In de zaak tegen de verdachte, die betrokken was bij een confrontatie op 1 april 2012 in Oerle (Veldhoven), heeft de rechtbank Oost-Brabant op 31 maart 2015 uitspraak gedaan. De verdachte was beschuldigd van openlijk geweld in vereniging tegen meerdere slachtoffers, waaronder [slachtoffer 1], [slachtoffer 2] en [slachtoffer 3]. De rechtbank heeft vastgesteld dat de dagvaarding geldig was en dat zij bevoegd was om van de zaak kennis te nemen. Tijdens de zitting is de vordering van de officier van justitie besproken, die een taakstraf en een voorwaardelijke gevangenisstraf had geëist. De verdediging pleitte voor vrijspraak van de verdachte.
De rechtbank heeft de verklaringen van de betrokkenen en getuigen zorgvuldig gewogen. Er was sprake van een confrontatie tussen portiers van een uitgaansgelegenheid en het uitgaanspubliek. De rechtbank concludeerde dat, hoewel de verdachte gewelddadige handelingen had gepleegd, er onvoldoende bewijs was dat hij deze handelingen samen met anderen had uitgevoerd. De verklaringen van de getuigen werden als onvoldoende betrouwbaar beoordeeld, mede omdat zij mogelijk beïnvloed waren door de verklaring van de aangever.

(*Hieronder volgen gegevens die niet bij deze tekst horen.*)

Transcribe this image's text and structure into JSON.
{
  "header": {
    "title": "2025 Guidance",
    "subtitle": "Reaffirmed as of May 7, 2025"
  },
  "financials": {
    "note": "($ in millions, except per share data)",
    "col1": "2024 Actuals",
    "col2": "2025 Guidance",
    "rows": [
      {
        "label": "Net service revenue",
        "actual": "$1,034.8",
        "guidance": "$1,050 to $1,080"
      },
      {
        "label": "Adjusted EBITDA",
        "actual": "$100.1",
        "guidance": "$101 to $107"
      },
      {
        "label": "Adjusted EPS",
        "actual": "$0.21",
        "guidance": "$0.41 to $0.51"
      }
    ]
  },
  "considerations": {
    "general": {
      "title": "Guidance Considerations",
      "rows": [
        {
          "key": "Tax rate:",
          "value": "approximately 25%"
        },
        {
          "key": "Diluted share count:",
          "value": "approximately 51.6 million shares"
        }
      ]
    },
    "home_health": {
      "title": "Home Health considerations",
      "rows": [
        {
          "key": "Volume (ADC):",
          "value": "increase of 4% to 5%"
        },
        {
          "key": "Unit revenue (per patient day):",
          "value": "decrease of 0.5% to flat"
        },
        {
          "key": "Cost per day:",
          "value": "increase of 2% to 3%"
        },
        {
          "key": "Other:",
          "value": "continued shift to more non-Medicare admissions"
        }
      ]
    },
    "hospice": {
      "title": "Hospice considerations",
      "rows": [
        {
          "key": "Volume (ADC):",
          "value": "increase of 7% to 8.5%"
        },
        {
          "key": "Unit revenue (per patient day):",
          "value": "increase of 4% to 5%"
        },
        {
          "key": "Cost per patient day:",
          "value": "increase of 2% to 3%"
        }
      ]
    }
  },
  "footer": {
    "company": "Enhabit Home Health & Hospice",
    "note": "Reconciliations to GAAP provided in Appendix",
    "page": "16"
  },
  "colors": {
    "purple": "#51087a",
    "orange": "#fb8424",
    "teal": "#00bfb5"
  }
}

Uiteindelijk heeft de rechtbank geoordeeld dat het ten laste gelegde feit niet wettig en overtuigend bewezen kon worden, en heeft de verdachte vrijgesproken van de beschuldigingen. De vorderingen van de benadeelde partijen werden niet-ontvankelijk verklaard, en de kosten werden aan de benadeelde partijen opgelegd. Dit vonnis is uitgesproken door de meervoudige kamer van de rechtbank Oost-Brabant, met mr. W. Schoorlemmer als voorzitter.